Per capire la posizione del Secondo Reich è importante tener presente la saldatura della Triplice Intesa nel 1907 tra Francia, Gran Bretagna e Impero Zarista, avvenuta in seguito alla delineazione delle aree di influenza tra inglesi e russi in Asia (il grande gioco). Circondata ad ovest dalla Francia, ad est dalla Russia e bloccata sui mari dalla flotta inglese, la Germania nutriva sempre più il bisogno del suo “spazio vitale” (Lebensraum); resa forte dalla sua economia galoppante e dall’imponente sviluppo dell’industria pesante, Berlino sfruttò gli attriti dell’alleata Austria per mettere in campo il suo esercito.

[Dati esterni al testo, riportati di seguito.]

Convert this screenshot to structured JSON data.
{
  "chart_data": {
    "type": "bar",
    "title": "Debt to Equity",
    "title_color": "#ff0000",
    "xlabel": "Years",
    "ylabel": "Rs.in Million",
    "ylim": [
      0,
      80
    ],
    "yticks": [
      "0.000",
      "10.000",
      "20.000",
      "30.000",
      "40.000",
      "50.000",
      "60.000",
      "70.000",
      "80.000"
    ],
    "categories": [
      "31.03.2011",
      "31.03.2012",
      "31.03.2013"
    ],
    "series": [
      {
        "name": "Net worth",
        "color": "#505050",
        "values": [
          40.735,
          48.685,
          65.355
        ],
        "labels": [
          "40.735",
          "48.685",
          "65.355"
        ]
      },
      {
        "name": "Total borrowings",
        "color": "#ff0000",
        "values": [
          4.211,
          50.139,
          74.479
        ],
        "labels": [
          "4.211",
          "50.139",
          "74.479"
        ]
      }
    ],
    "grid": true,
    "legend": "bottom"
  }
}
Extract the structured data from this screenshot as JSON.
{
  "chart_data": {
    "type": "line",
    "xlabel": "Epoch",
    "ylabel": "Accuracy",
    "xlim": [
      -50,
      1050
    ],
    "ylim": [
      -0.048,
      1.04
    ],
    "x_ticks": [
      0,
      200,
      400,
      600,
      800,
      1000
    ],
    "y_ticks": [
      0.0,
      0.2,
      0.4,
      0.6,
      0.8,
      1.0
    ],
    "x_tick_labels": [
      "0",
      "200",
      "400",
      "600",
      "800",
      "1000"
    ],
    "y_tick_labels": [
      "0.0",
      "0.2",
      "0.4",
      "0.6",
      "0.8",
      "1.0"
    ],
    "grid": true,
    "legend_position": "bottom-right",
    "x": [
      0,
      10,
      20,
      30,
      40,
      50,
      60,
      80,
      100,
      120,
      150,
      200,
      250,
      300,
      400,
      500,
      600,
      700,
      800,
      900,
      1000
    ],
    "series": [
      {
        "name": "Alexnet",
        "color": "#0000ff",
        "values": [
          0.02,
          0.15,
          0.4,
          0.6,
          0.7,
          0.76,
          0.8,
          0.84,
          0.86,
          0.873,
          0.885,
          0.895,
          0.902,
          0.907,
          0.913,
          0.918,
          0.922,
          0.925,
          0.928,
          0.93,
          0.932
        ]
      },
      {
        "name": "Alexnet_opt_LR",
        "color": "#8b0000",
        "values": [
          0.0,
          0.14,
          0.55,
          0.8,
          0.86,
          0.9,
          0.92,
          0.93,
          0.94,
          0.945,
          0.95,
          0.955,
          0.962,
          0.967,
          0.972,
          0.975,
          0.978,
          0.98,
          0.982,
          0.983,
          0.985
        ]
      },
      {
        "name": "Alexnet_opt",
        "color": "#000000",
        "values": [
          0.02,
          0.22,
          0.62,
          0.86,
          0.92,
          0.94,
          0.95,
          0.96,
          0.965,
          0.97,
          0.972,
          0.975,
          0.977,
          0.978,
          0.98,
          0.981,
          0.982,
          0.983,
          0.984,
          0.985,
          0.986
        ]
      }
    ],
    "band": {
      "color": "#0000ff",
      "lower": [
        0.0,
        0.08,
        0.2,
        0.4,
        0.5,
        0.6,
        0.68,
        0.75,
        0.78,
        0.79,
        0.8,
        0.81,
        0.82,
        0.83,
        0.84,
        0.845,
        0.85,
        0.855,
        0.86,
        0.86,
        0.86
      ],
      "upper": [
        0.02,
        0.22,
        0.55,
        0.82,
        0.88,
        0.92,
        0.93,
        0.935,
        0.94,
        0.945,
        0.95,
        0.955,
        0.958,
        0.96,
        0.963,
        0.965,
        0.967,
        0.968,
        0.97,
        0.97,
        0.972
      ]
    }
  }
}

In seguito a questa analisi sarà forse più chiaro quando, nel prossimo articolo, si adopererà la famosa espressione della “goccia che fa traboccare il vaso” per segnare l’inizio della Grande Guerra. L’assassinio dell’arciduca Ferdinando, erede al trono austriaco, fu infatti solo un pretesto per dare il via a quella che era una guerra ormai promessa da anni. Nel periodo della Belle Époque, infatti, tutti gli stati europei avevano conosciuto anni di sviluppo economico e tecnologico, e molte delle loro fortune erano state destinate all’ampliamento dei propri arsenali militari, spesso indotti dal fatto che qualche vicino aveva già investito nel proprio esercito. Ci sono disparate testimonianze di alti generali tedeschi che ragionavano sul momento più opportuno per scendere in campo, consci della grande forza del proprio paese, ed è proprio l’elemento della potenza tedesca che ha fatto si che si individuasse nella Germania la responsabile della guerra.
A rigor di logica però è opportuno riconoscere che, nonostante le intenzioni bellicose del Secondo Reich, gran parte delle responsabilità ricadono sulla gestione austriaca dei movimenti nazionali interni e esterni al suo impero, e più in generale sulle politiche di potenza messe in atto da tutti i grandi stati europei.
Oggi si sentono spesso parallelismi sull’odierna corsa agli armamenti prospettata dall’Unione Europea e quella dei primi anni del Novecento; premettendo che non è di nostra competenza fare previsioni su quello che appare essere un futuro incerto, è però sicuramente un dato di fatto che la percezione del pericolo, fondato o meno che sia, induce gli stati ad armarsi e ad essere diffidenti l’uno nei confronti dell’altro.
Questo è ciò che in gran parte accadde alle soglie del 1914 e che ci si augura non si verificherà nuovamente ai giorni nostri.